His expression warmed, and when he spoke, his tone was as rehearsed as a campaign commercial.

“There you are, sweetheart,” he said, like we’d simply lost track of one another in the crowd. “Thought I’d lost you.”

You didn’t even know I was gone.

I bit the words back, forcing a nod instead. “Just needed a breather,” I replied smoothly, motioning vaguely toward the opposite hallway. “Too many people.”

“Understandable,” he said, resting a hand on my lower back in that practiced, guiding way politicians did. “Let’s get back. They’ll be announcing the starting lineups any minute now.”

I let him steer me back to the box, every step echoing in my ears .

What else didn’t I know? What else had they buried under campaign promises and carefully selected headlines?

The conversation I’d overheard played on repeat in my head. His voice was clipped as he talked about Talon, as if he were a problem to be managed. Not a person. Not someone who was hurt by the damage his son created. Just another loose end to tie off before the November election.

“If he opens his mouth, I want to know about it before the press does.”

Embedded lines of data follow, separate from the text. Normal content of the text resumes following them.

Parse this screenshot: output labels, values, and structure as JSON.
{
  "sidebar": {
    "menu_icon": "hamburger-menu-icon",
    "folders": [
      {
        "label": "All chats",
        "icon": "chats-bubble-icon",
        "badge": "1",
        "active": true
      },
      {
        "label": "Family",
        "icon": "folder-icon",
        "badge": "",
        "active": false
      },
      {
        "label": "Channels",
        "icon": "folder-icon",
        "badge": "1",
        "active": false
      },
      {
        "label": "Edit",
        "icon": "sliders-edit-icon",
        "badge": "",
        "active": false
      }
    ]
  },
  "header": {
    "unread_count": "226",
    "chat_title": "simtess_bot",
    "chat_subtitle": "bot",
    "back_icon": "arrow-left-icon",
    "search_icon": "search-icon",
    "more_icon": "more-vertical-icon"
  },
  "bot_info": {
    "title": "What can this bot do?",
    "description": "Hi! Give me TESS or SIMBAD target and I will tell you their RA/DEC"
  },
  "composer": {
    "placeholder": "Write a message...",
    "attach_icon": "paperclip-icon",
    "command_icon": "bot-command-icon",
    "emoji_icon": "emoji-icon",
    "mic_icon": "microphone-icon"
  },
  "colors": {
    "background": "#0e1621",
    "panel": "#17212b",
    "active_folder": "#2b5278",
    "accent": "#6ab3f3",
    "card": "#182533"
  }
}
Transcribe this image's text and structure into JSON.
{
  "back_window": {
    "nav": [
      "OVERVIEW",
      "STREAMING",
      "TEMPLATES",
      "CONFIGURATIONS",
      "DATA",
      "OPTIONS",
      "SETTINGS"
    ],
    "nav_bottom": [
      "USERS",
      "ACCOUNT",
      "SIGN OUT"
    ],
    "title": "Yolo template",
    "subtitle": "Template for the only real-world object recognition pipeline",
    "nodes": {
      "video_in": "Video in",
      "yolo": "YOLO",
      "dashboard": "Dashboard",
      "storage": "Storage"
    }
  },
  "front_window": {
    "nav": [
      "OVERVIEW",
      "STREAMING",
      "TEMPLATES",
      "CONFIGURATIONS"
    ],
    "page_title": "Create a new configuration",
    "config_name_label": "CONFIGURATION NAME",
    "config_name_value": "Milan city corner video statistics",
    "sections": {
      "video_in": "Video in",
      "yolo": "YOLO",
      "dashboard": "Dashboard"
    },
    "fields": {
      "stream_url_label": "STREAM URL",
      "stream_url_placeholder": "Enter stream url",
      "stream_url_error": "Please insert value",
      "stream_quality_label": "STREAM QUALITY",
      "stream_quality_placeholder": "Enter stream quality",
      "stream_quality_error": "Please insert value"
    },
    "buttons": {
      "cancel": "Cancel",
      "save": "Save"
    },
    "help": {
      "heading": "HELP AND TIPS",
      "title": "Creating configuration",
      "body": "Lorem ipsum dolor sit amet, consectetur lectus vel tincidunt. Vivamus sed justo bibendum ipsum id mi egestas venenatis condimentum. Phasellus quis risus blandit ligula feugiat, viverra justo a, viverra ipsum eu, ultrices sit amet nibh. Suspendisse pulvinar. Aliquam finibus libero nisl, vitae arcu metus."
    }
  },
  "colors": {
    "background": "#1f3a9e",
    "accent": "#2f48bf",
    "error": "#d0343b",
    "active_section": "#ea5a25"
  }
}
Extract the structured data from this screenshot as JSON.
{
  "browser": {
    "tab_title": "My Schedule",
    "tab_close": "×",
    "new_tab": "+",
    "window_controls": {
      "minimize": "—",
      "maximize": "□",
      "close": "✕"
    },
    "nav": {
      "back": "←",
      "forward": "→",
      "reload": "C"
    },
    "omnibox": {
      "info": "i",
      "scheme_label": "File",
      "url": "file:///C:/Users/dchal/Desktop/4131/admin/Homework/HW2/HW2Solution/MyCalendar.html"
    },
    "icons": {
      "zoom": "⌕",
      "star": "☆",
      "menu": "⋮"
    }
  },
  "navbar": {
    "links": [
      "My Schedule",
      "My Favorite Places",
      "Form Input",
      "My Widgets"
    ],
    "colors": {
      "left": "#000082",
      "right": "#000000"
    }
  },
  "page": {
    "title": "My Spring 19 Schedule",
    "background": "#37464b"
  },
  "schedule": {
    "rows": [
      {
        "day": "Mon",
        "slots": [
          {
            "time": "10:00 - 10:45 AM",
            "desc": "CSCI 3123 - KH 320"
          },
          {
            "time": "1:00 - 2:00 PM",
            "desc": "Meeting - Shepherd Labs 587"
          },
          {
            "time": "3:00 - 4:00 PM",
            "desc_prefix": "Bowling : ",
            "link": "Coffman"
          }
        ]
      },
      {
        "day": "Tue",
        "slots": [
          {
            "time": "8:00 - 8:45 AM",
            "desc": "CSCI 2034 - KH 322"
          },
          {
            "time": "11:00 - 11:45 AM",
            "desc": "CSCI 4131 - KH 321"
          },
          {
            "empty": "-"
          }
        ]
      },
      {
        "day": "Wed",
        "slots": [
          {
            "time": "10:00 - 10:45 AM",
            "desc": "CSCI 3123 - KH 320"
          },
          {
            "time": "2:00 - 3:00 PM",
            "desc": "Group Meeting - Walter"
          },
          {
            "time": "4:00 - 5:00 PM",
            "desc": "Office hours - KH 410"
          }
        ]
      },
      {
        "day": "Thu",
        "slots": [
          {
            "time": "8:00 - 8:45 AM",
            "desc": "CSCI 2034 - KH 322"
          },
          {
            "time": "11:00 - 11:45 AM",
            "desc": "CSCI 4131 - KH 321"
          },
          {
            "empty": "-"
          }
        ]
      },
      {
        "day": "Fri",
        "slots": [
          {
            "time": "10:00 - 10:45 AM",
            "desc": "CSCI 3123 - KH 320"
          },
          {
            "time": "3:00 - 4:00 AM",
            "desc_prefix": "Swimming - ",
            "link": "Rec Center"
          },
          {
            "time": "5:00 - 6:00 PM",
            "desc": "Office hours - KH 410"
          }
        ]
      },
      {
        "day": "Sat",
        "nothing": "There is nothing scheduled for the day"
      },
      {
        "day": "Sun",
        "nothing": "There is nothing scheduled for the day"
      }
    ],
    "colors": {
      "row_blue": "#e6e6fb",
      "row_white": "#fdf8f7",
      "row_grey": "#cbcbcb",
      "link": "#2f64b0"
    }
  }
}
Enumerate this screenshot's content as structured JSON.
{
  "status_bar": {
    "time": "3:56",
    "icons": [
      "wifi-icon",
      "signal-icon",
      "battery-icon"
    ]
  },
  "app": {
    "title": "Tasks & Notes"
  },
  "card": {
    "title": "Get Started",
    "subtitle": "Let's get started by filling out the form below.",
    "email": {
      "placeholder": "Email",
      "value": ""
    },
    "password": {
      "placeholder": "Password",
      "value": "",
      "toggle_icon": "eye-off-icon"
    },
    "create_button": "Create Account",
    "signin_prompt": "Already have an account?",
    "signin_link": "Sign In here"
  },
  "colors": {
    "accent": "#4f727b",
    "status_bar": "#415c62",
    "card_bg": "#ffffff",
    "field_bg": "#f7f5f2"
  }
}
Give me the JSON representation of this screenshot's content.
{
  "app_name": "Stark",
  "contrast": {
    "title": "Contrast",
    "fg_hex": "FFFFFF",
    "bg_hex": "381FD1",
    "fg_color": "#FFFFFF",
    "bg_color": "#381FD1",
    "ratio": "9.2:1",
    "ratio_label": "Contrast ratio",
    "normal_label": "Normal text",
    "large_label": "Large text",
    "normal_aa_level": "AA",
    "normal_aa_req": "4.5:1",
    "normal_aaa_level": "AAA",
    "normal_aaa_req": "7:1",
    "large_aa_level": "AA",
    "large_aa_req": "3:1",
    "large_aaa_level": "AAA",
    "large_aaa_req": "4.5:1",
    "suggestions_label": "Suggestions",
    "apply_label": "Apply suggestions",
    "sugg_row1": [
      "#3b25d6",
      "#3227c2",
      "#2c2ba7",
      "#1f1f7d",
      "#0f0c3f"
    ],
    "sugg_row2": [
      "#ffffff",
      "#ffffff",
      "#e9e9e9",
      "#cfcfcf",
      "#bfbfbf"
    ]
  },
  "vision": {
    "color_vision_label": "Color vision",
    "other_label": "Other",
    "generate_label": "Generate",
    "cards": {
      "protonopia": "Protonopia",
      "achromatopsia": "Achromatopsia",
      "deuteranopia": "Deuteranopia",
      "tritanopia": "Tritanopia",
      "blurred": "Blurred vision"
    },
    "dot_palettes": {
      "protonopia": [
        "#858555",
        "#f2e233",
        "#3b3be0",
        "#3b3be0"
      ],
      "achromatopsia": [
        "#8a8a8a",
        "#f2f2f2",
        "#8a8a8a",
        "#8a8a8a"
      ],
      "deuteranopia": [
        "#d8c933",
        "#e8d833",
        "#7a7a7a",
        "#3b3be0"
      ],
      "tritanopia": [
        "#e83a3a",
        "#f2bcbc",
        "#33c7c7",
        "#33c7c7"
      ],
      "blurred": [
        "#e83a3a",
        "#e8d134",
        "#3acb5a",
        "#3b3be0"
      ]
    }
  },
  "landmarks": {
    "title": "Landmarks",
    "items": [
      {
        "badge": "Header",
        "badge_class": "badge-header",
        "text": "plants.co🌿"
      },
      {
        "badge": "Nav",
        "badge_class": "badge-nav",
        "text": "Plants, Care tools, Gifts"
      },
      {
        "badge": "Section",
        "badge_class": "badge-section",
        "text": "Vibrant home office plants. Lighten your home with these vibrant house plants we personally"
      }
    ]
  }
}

A chill crawled down my spine.

He hadn’t said Tatum’s name outright, but he didn’t need to. Not after how Talon reacted when I mentioned her. The meaning was clear.

Keep it quiet.

Protect the image.

Bury the damage.

Inside the box, the air was stifling. Voices overlapped, glasses clinked, the crowd buzzing even before the game began. The tension sat heavy, all smiles on the surface while everyone angled for the cameras and clawed for power underneath.

I slipped into my seat beside my mother, who was already swept up in conversation with one of the donors’ wives. It took a moment before she glanced my way, distracted, then turned back to the ice. She hadn’t even noticed I’d been gone.

Below us, the rink gleamed under the lights. Players in black-and-silver jerseys cut across the ice, warm-up shots echoing against the boards. The crowd roared as the announcer called the starting lineup.

Then he skated out. Number 20 .

Talon carried the kind of confidence that drew every eye, but the tension in his body told the truth. And even in all of that, he still searched for me.

His gaze skimmed the box, and when it hit mine, something jolted through me—sharp, impossible to ignore. For a second, everything else slipped away—the overheard conversation, the unanswered message, the secrets closing in.

I leaned forward, pulse tight in my throat, eyes locked on him.

Maybe I couldn’t fix what my family had broken. But I was done pretending I didn’t see it.